0a20 74 65 72 20 41 30 0a 20 20 72 65 74 75 72 6e 20 |ter A0. return |
0a30 72 30 3b 0a 7d 20 0a 00 00 00 00 00 00 00 00 00 |r0;.} ..........|
Finally the File Header and Data for "stdlib.h
"...
---- File Header for `stdlib.h`
[ NextHdr ] [ Info ] [ Size ] [ Checksm ]

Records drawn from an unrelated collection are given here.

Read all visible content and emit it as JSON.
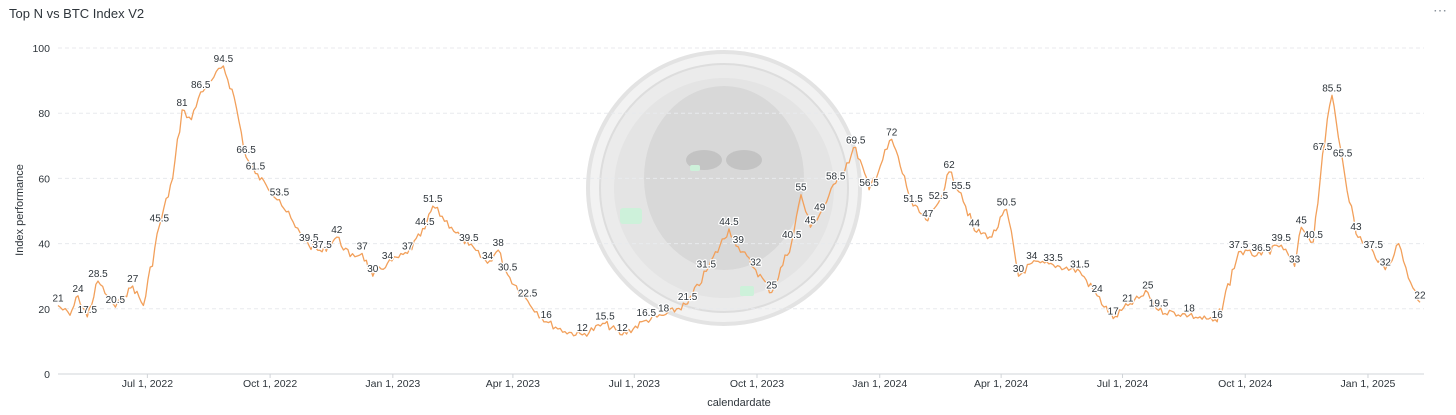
{
  "header": {
    "title": "Top N vs BTC Index V2",
    "menu_icon": "more-horizontal-icon"
  },
  "colors": {
    "line": "#F2A05B",
    "grid": "#e8eaed",
    "text": "#2e353b"
  },
  "chart_data": {
    "type": "line",
    "title": "Top N vs BTC Index V2",
    "xlabel": "calendardate",
    "ylabel": "Index performance",
    "ylim": [
      0,
      100
    ],
    "yticks": [
      0,
      20,
      40,
      60,
      80,
      100
    ],
    "xlim": [
      "2022-04-25",
      "2025-02-12"
    ],
    "xticks": [
      {
        "date": "2022-07-01",
        "label": "Jul 1, 2022"
      },
      {
        "date": "2022-10-01",
        "label": "Oct 1, 2022"
      },
      {
        "date": "2023-01-01",
        "label": "Jan 1, 2023"
      },
      {
        "date": "2023-04-01",
        "label": "Apr 1, 2023"
      },
      {
        "date": "2023-07-01",
        "label": "Jul 1, 2023"
      },
      {
        "date": "2023-10-01",
        "label": "Oct 1, 2023"
      },
      {
        "date": "2024-01-01",
        "label": "Jan 1, 2024"
      },
      {
        "date": "2024-04-01",
        "label": "Apr 1, 2024"
      },
      {
        "date": "2024-07-01",
        "label": "Jul 1, 2024"
      },
      {
        "date": "2024-10-01",
        "label": "Oct 1, 2024"
      },
      {
        "date": "2025-01-01",
        "label": "Jan 1, 2025"
      }
    ],
    "grid": true,
    "series": [
      {
        "points": [
          {
            "x": "2022-04-25",
            "y": 21,
            "label": "21"
          },
          {
            "x": "2022-05-04",
            "y": 18
          },
          {
            "x": "2022-05-10",
            "y": 24,
            "label": "24"
          },
          {
            "x": "2022-05-17",
            "y": 17.5,
            "label": "17.5"
          },
          {
            "x": "2022-05-25",
            "y": 28.5,
            "label": "28.5"
          },
          {
            "x": "2022-06-01",
            "y": 24
          },
          {
            "x": "2022-06-07",
            "y": 20.5,
            "label": "20.5"
          },
          {
            "x": "2022-06-14",
            "y": 24
          },
          {
            "x": "2022-06-20",
            "y": 27,
            "label": "27"
          },
          {
            "x": "2022-06-28",
            "y": 21
          },
          {
            "x": "2022-07-10",
            "y": 45.5,
            "label": "45.5"
          },
          {
            "x": "2022-07-20",
            "y": 60
          },
          {
            "x": "2022-07-27",
            "y": 81,
            "label": "81"
          },
          {
            "x": "2022-08-03",
            "y": 78
          },
          {
            "x": "2022-08-10",
            "y": 86.5,
            "label": "86.5"
          },
          {
            "x": "2022-08-18",
            "y": 90
          },
          {
            "x": "2022-08-27",
            "y": 94.5,
            "label": "94.5"
          },
          {
            "x": "2022-09-04",
            "y": 85
          },
          {
            "x": "2022-09-13",
            "y": 66.5,
            "label": "66.5"
          },
          {
            "x": "2022-09-20",
            "y": 61.5,
            "label": "61.5"
          },
          {
            "x": "2022-09-28",
            "y": 58
          },
          {
            "x": "2022-10-08",
            "y": 53.5,
            "label": "53.5"
          },
          {
            "x": "2022-10-20",
            "y": 45
          },
          {
            "x": "2022-10-30",
            "y": 39.5,
            "label": "39.5"
          },
          {
            "x": "2022-11-09",
            "y": 37.5,
            "label": "37.5"
          },
          {
            "x": "2022-11-20",
            "y": 42,
            "label": "42"
          },
          {
            "x": "2022-11-30",
            "y": 36
          },
          {
            "x": "2022-12-09",
            "y": 37,
            "label": "37"
          },
          {
            "x": "2022-12-17",
            "y": 30,
            "label": "30"
          },
          {
            "x": "2022-12-28",
            "y": 34,
            "label": "34"
          },
          {
            "x": "2023-01-12",
            "y": 37,
            "label": "37"
          },
          {
            "x": "2023-01-25",
            "y": 44.5,
            "label": "44.5"
          },
          {
            "x": "2023-01-31",
            "y": 51.5,
            "label": "51.5"
          },
          {
            "x": "2023-02-14",
            "y": 45
          },
          {
            "x": "2023-02-27",
            "y": 39.5,
            "label": "39.5"
          },
          {
            "x": "2023-03-13",
            "y": 34,
            "label": "34"
          },
          {
            "x": "2023-03-21",
            "y": 38,
            "label": "38"
          },
          {
            "x": "2023-03-28",
            "y": 30.5,
            "label": "30.5"
          },
          {
            "x": "2023-04-12",
            "y": 22.5,
            "label": "22.5"
          },
          {
            "x": "2023-04-26",
            "y": 16,
            "label": "16"
          },
          {
            "x": "2023-05-10",
            "y": 13
          },
          {
            "x": "2023-05-23",
            "y": 12,
            "label": "12"
          },
          {
            "x": "2023-06-09",
            "y": 15.5,
            "label": "15.5"
          },
          {
            "x": "2023-06-22",
            "y": 12,
            "label": "12"
          },
          {
            "x": "2023-07-10",
            "y": 16.5,
            "label": "16.5"
          },
          {
            "x": "2023-07-23",
            "y": 18,
            "label": "18"
          },
          {
            "x": "2023-08-10",
            "y": 21.5,
            "label": "21.5"
          },
          {
            "x": "2023-08-24",
            "y": 31.5,
            "label": "31.5"
          },
          {
            "x": "2023-09-10",
            "y": 44.5,
            "label": "44.5"
          },
          {
            "x": "2023-09-17",
            "y": 39,
            "label": "39"
          },
          {
            "x": "2023-09-30",
            "y": 32,
            "label": "32"
          },
          {
            "x": "2023-10-12",
            "y": 25,
            "label": "25"
          },
          {
            "x": "2023-10-27",
            "y": 40.5,
            "label": "40.5"
          },
          {
            "x": "2023-11-03",
            "y": 55,
            "label": "55"
          },
          {
            "x": "2023-11-10",
            "y": 45,
            "label": "45"
          },
          {
            "x": "2023-11-17",
            "y": 49,
            "label": "49"
          },
          {
            "x": "2023-11-29",
            "y": 58.5,
            "label": "58.5"
          },
          {
            "x": "2023-12-14",
            "y": 69.5,
            "label": "69.5"
          },
          {
            "x": "2023-12-24",
            "y": 56.5,
            "label": "56.5"
          },
          {
            "x": "2024-01-10",
            "y": 72,
            "label": "72"
          },
          {
            "x": "2024-01-26",
            "y": 51.5,
            "label": "51.5"
          },
          {
            "x": "2024-02-06",
            "y": 47,
            "label": "47"
          },
          {
            "x": "2024-02-14",
            "y": 52.5,
            "label": "52.5"
          },
          {
            "x": "2024-02-22",
            "y": 62,
            "label": "62"
          },
          {
            "x": "2024-03-02",
            "y": 55.5,
            "label": "55.5"
          },
          {
            "x": "2024-03-12",
            "y": 44,
            "label": "44"
          },
          {
            "x": "2024-03-25",
            "y": 42
          },
          {
            "x": "2024-04-05",
            "y": 50.5,
            "label": "50.5"
          },
          {
            "x": "2024-04-14",
            "y": 30,
            "label": "30"
          },
          {
            "x": "2024-04-24",
            "y": 34,
            "label": "34"
          },
          {
            "x": "2024-05-10",
            "y": 33.5,
            "label": "33.5"
          },
          {
            "x": "2024-05-30",
            "y": 31.5,
            "label": "31.5"
          },
          {
            "x": "2024-06-12",
            "y": 24,
            "label": "24"
          },
          {
            "x": "2024-06-24",
            "y": 17,
            "label": "17"
          },
          {
            "x": "2024-07-05",
            "y": 21,
            "label": "21"
          },
          {
            "x": "2024-07-20",
            "y": 25,
            "label": "25"
          },
          {
            "x": "2024-07-28",
            "y": 19.5,
            "label": "19.5"
          },
          {
            "x": "2024-08-20",
            "y": 18,
            "label": "18"
          },
          {
            "x": "2024-09-10",
            "y": 16,
            "label": "16"
          },
          {
            "x": "2024-09-26",
            "y": 37.5,
            "label": "37.5"
          },
          {
            "x": "2024-10-13",
            "y": 36.5,
            "label": "36.5"
          },
          {
            "x": "2024-10-28",
            "y": 39.5,
            "label": "39.5"
          },
          {
            "x": "2024-11-07",
            "y": 33,
            "label": "33"
          },
          {
            "x": "2024-11-12",
            "y": 45,
            "label": "45"
          },
          {
            "x": "2024-11-21",
            "y": 40.5,
            "label": "40.5"
          },
          {
            "x": "2024-11-28",
            "y": 67.5,
            "label": "67.5"
          },
          {
            "x": "2024-12-05",
            "y": 85.5,
            "label": "85.5"
          },
          {
            "x": "2024-12-13",
            "y": 65.5,
            "label": "65.5"
          },
          {
            "x": "2024-12-23",
            "y": 43,
            "label": "43"
          },
          {
            "x": "2025-01-05",
            "y": 37.5,
            "label": "37.5"
          },
          {
            "x": "2025-01-14",
            "y": 32,
            "label": "32"
          },
          {
            "x": "2025-01-24",
            "y": 40
          },
          {
            "x": "2025-02-02",
            "y": 28
          },
          {
            "x": "2025-02-09",
            "y": 22,
            "label": "22"
          }
        ]
      }
    ]
  }
}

0a40 00 00 00 02 00 00 00 00 00 00 05 2e 23 29 67 fc |............#)g.|
[ File Name: `stdlib.h` ]
0a50 73 74 64 6c 69 62 2e 68 00 00 00 00 00 00 00 00 |stdlib.h........|
(NextHdr & 0xF = 2 means Regular File)
---- File Data for `stdio.h`
0a60 2f 2f 20 43 61 75 74 69 6f 6e 3a 20 54 68 69 73 |// Caution: This|
....
0f80 72 65 74 75 72 6e 20 72 30 3b 0a 7d 20 0a 00 00 |return r0;.} ...|
0f90 00 00 00 00 00 00 00 00 00 00 00 00 00 00 00 00 |................|
Zero fuss, ROM FS is remarkably easy to read!